In view of the expressed state concern in regulating the purity of the groundwaters of Long Island, supra at 1368-1369, as well as the "purely local nature" of the subject matter of the local statute challenged herein, I find that the New York courts provide the most appropriate forum for adjudication of plaintiff's preemptive claim.

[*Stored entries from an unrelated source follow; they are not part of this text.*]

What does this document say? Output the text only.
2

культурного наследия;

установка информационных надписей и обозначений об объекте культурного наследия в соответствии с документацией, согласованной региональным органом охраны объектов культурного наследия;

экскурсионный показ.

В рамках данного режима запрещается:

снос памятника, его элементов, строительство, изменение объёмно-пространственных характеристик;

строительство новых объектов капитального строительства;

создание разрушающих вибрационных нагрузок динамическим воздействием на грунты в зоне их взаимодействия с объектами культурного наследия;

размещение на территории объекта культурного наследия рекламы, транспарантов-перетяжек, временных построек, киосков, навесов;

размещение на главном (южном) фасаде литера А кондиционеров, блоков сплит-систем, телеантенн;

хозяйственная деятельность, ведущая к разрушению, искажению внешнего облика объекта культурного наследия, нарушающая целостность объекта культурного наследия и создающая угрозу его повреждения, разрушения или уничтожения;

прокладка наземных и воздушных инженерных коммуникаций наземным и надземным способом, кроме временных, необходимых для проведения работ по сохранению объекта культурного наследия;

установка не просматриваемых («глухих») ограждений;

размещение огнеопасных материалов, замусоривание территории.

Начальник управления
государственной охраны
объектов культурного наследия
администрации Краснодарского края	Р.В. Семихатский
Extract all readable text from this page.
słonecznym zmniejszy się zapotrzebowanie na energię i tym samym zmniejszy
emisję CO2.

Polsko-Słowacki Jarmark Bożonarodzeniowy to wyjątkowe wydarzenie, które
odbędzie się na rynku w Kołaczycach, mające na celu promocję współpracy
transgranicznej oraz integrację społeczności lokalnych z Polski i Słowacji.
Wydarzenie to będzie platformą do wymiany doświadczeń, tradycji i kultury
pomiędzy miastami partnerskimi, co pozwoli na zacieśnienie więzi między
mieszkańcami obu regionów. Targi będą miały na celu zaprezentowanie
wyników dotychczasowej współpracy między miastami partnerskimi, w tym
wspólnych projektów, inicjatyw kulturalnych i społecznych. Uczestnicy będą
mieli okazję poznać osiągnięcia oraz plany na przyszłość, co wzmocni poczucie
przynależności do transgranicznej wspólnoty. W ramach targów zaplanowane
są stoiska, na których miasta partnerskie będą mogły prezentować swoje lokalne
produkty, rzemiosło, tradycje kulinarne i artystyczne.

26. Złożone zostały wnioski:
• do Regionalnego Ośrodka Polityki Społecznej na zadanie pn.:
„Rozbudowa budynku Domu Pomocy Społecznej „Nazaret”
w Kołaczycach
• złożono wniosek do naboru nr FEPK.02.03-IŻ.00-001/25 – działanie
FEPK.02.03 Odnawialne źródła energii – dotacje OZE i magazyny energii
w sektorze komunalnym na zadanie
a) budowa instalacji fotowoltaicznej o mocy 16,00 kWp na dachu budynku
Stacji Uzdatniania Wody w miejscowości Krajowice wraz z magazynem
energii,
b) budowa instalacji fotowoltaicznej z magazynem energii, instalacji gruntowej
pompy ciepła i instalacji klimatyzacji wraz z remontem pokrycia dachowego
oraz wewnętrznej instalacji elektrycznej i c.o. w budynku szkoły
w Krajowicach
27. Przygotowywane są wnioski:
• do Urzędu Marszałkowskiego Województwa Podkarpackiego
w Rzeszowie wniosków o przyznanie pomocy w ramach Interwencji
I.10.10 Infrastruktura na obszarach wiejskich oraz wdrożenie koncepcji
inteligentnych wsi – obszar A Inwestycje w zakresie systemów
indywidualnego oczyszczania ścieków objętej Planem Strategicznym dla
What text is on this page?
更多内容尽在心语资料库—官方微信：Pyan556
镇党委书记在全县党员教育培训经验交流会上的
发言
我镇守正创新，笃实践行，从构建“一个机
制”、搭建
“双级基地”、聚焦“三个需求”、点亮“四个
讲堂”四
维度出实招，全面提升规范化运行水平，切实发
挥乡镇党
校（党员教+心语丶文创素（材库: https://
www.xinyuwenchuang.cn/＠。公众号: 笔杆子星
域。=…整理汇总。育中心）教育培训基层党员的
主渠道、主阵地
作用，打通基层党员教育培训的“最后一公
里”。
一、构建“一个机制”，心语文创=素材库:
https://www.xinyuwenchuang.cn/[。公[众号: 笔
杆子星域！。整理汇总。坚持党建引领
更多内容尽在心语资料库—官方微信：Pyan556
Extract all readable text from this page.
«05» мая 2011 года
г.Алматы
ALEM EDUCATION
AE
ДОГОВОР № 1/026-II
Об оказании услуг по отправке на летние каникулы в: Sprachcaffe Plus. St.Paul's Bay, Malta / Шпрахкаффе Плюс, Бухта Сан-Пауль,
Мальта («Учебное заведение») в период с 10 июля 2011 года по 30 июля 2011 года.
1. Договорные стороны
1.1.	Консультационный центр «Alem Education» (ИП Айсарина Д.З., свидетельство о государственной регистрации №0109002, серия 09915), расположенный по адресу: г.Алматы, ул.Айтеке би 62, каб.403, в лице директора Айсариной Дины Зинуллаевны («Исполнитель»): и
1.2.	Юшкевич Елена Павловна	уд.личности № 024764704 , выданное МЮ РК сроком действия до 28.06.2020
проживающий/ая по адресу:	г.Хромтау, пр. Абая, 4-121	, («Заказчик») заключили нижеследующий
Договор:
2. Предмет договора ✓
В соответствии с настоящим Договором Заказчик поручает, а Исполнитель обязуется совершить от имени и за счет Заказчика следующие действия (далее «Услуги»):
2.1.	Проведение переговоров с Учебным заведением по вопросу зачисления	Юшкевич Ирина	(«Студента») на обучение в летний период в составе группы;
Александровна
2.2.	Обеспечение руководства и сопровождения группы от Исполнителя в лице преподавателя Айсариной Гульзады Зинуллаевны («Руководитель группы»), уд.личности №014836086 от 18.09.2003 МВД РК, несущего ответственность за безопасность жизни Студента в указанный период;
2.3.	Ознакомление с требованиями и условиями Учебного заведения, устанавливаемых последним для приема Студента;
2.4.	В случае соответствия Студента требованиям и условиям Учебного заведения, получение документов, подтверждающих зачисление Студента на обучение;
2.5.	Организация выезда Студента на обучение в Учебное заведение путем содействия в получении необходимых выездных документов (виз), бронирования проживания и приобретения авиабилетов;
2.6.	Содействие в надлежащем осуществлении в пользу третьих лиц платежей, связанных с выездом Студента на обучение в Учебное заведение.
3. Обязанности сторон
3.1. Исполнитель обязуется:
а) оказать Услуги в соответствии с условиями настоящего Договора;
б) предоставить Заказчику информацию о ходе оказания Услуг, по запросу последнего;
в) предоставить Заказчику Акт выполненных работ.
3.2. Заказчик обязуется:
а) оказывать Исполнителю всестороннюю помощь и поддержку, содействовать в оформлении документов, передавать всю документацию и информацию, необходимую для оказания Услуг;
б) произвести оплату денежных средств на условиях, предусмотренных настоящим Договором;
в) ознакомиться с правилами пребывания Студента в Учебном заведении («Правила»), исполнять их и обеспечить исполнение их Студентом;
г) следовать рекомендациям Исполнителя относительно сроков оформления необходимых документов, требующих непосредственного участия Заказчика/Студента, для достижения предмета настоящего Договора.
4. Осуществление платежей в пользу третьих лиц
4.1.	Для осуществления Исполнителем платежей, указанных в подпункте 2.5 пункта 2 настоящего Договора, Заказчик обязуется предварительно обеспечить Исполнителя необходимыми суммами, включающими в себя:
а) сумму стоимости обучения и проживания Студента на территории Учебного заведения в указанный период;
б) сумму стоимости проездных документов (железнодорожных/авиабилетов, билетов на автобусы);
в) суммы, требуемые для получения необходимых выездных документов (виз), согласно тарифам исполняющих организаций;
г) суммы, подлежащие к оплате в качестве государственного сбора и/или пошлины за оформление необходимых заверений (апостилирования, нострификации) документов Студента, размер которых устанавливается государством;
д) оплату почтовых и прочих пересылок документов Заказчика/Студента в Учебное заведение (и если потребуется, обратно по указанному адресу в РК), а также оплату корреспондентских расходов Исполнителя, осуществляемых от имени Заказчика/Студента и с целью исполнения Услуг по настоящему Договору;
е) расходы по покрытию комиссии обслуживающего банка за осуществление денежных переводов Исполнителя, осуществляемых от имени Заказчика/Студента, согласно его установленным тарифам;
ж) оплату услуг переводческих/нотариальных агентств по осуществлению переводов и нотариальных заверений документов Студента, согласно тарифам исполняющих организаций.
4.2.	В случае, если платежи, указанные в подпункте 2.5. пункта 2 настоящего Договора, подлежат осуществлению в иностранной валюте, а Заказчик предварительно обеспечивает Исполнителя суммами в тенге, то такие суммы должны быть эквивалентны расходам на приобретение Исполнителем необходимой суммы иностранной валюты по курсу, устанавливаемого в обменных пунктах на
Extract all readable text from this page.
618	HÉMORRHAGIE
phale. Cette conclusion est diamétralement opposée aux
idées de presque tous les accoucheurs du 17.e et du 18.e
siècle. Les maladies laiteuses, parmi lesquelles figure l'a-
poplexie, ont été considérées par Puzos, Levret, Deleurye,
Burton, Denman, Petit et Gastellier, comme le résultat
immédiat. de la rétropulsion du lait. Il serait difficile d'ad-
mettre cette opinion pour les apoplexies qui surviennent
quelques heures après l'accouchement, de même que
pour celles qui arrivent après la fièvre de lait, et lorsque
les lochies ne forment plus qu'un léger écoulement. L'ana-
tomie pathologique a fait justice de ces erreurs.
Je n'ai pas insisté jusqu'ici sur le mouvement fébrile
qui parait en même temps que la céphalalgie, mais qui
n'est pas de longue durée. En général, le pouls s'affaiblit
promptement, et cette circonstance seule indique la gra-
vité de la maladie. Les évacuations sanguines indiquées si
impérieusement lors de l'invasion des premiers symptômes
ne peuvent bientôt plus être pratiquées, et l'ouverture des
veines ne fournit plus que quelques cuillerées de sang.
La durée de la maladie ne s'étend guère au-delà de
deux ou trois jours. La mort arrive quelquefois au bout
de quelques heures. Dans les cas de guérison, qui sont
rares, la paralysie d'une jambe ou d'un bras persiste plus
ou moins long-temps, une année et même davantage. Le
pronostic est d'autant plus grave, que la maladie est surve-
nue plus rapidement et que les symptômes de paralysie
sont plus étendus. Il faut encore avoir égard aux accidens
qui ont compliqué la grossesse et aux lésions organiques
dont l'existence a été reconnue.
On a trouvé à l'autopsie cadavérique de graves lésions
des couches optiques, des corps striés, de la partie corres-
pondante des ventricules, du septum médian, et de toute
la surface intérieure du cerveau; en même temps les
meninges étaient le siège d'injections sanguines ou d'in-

The issue of preemption of Local Law No. 12 by ECL 39 is both "unclear" and "reasonably susceptible" to an interpretation finding in favor of preemption as required in Bryant, supra . Hence, should the state court find ECL 39 preemptive, I will not need to address the federal constitutional claims asserted by plaintiff. I will, however, maintain jurisdiction over the instant case pending a resolution of the preemption issue by the state courts. Railroad Commission v. Pullman, supra, 312 U.S. at 501-02, 61 S.Ct. at 645-46. In the interest of justice, such a state court proceeding should be brought with "reasonable promptness." Id. at 502, 61 S.Ct. at 646.
Conclusion
For the reasons stated above, I abstain from deciding plaintiff's motion for summary judgment on its first and second causes of action, pending a resolution by the state courts of the preemption issue raised in the second cause of action. Defendant's motion to amend the answer to add the defense of failure to state a claim of violation of constitutional rights is granted; as to the defense of collateral estoppel and res judicata, the motion is denied.
Pursuant to Fed.R.Civ.P. 15(a), leave to amend a pleading "shall be freely given when justice so requires." A defense of failure to state a claim, such as that essentially stated in defendant's proposed first affirmative defense, may be raised at any time, Fed.R.Civ.P. 12(h)(2), and may therefore be added to the Answer in the instant case. However, when an amendment to a pleading would be futile, leave to amend may be denied. Foman v. Davis, 371 U.S. 178, 182, 83 S.Ct. 227, 230, 9 L.Ed.2d 222 (1962). Because I have found that defendant's proposed defenses of collateral estoppel and res judicata lack merit, see supra pp. 1369-1370, amendment to include them would be futile. Therefore, notwithstanding plaintiff's consent to permit such amendment, Plaintiff's Reply Memorandum at 5, leave to amend to add the defense of collateral estoppel or res judicata is denied.